After a year or more of quiet planning, the Obama Administration will announce today that it intends to process immigrant hardship waivers within the U.S., allowing many more undocumented immigrants with U.S. citizen spouses and parents to apply without risking the immigration bars that have plagued hundreds of thousands of families since 1997.
Julia Preston at the New York Times broke the story early Friday morning, quoting Alejandro Mayorkas, director of U.S. Citizenship and Immigration Services, the agency that handles waiver requests: “The goal is to substantially reduce the time that the U.S. citizen is separated from the spouse or child when that separation would yield an extreme hardship.”
The changes are not immediate and will have to undergo a year-long rule making process, according to the Times. They may also be subject to significant political and Congressional push back during the coming year.
The waiver process has been a major element of my reporting for Amor and Exile, and I have been hearing hints of this change for about a year now, though the Administration kept it under tight wraps. In January 2011, I visited the U.S. Consulate in Ciudad Juarez, Mexico where 75 percent of all of these waivers are processed and officials there hinted that USCIS was working on a plan to consolidate some of its international operations within the United States.
In August I had discussions with congressional staff on Capitol Hill who told me that the Congressional Hispanic Caucus had been pressuring Obama to make this change.
More recently I learned that things had been changing in Juarez since I visited a year ago. Much of the USCIS staff had left for posts in the U.S. and immigration attorneys in the U.S. were noticing the wait times growing and some degree of disorganization in processing hardship waivers. USCIS announced a conference call on October 14 to explain a new procedure for people wishing to file their I-601s, or hardship waivers, in which they would send the application to a service center in the United States rather than filing at a foreign consulate or embassy. But on the same afternoon that it was scheduled, the conference call was suddenly canceled, even as attorneys waited for the call to begin. It was never rescheduled.
The expected announcement Friday in the Federal Register signals the administration’s intention to allow immigrants to apply for the I-601 hardship waiver from within the United States, rather than forcing them to leave the country first, which triggers 3-year, 10-year and even permanent bars from re-entering, and presents a high risk for many families who may otherwise qualify. The new policy, once approved, would provide more assurance that an applicant qualified for the waiver before he or she left the country to pick up the visa. It could help out many mixed immigration status families who qualify for waivers but have been afraid to leave the U.S. in order to apply.

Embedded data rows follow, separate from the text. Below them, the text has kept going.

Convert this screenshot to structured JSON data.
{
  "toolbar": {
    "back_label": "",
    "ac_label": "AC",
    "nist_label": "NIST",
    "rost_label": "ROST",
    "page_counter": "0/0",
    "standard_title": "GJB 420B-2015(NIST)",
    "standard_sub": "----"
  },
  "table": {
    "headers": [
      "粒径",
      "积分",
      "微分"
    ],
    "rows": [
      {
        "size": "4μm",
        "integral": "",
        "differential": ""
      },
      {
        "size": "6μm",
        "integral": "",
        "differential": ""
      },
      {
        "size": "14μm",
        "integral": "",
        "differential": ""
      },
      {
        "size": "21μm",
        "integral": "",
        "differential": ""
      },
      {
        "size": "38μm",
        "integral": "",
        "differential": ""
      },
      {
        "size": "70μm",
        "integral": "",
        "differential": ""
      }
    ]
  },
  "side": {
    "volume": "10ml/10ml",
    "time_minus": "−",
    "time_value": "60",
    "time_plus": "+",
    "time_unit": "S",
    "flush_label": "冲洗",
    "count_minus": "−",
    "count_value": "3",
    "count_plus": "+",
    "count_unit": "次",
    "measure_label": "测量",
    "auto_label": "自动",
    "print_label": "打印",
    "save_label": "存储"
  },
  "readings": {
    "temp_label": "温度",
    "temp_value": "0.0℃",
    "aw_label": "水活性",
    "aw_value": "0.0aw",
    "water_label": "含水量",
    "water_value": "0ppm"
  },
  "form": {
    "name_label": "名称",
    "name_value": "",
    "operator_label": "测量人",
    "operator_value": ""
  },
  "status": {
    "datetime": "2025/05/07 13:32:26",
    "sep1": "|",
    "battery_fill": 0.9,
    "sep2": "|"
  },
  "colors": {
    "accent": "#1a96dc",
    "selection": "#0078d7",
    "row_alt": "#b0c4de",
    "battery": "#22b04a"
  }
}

According to the New York Times:
The journey toward the green card to which they were entitled was so fraught with risks for the illegal immigrants that many families simply decided to live in hiding and not apply.
Now, Citizenship and Immigration Services proposes to allow the immigrants to obtain a provisional waiver in the United States, before they leave for their countries to pick up their visas. Having the waiver in hand will allow them to depart knowing that they will almost certainly be able to return, officials said. The agency is also seeking to sharply streamline the process to cut down the wait times for visas to a few weeks at most.
I have not seen the language of the Federal Register notice (it does not appear to be posted as of 3 am EST Friday) nor have I spoken to anyone since seeing the New York Times article on Twitter just now, but there are a few major questions about this policy that come to mind.
- Will it further define “extreme hardship?” Up to now, the immigrant seeking a waiver has to show that their American citizen or permanent resident spouse (or fiancé/fiancée) would suffer extreme hardship if they were not granted a visa. But that hardship is not very well defined and is largely up to the discretion of the official reviewing the case. For example, having American children together or being forced to live apart from a spouse is not considered a hardship.
- What about couples who do not currently qualify for a waiver? Common immigration violations like re-entering the country after a deportation or even just a quick trip home disqualify many people for the waiver. Many of the families who have avoided the waiver process and remained in the shadows may still not qualify for this new program.
- What will happen to families who are denied the provisional waiver under the new process? Will they face immediate deportation?
I will try to get some answers to these questions soon. [UPDATED post here.]
In the meantime, the news gives new hope to many families. From the New York Times story:
“Yay!” said Nancy Kuznetsov, an American citizen and immigration advocate who was separated for more than four years from her husband, Vitali, from Belarus. Ms. Kuznetsov has battled for years for the waiver fix.
“This is a wonderful humane change that recognizes the importance of American citizens,” said Ms. Kuznetsov, vice president of American Families United, an organization of Americans facing struggles with the immigration system.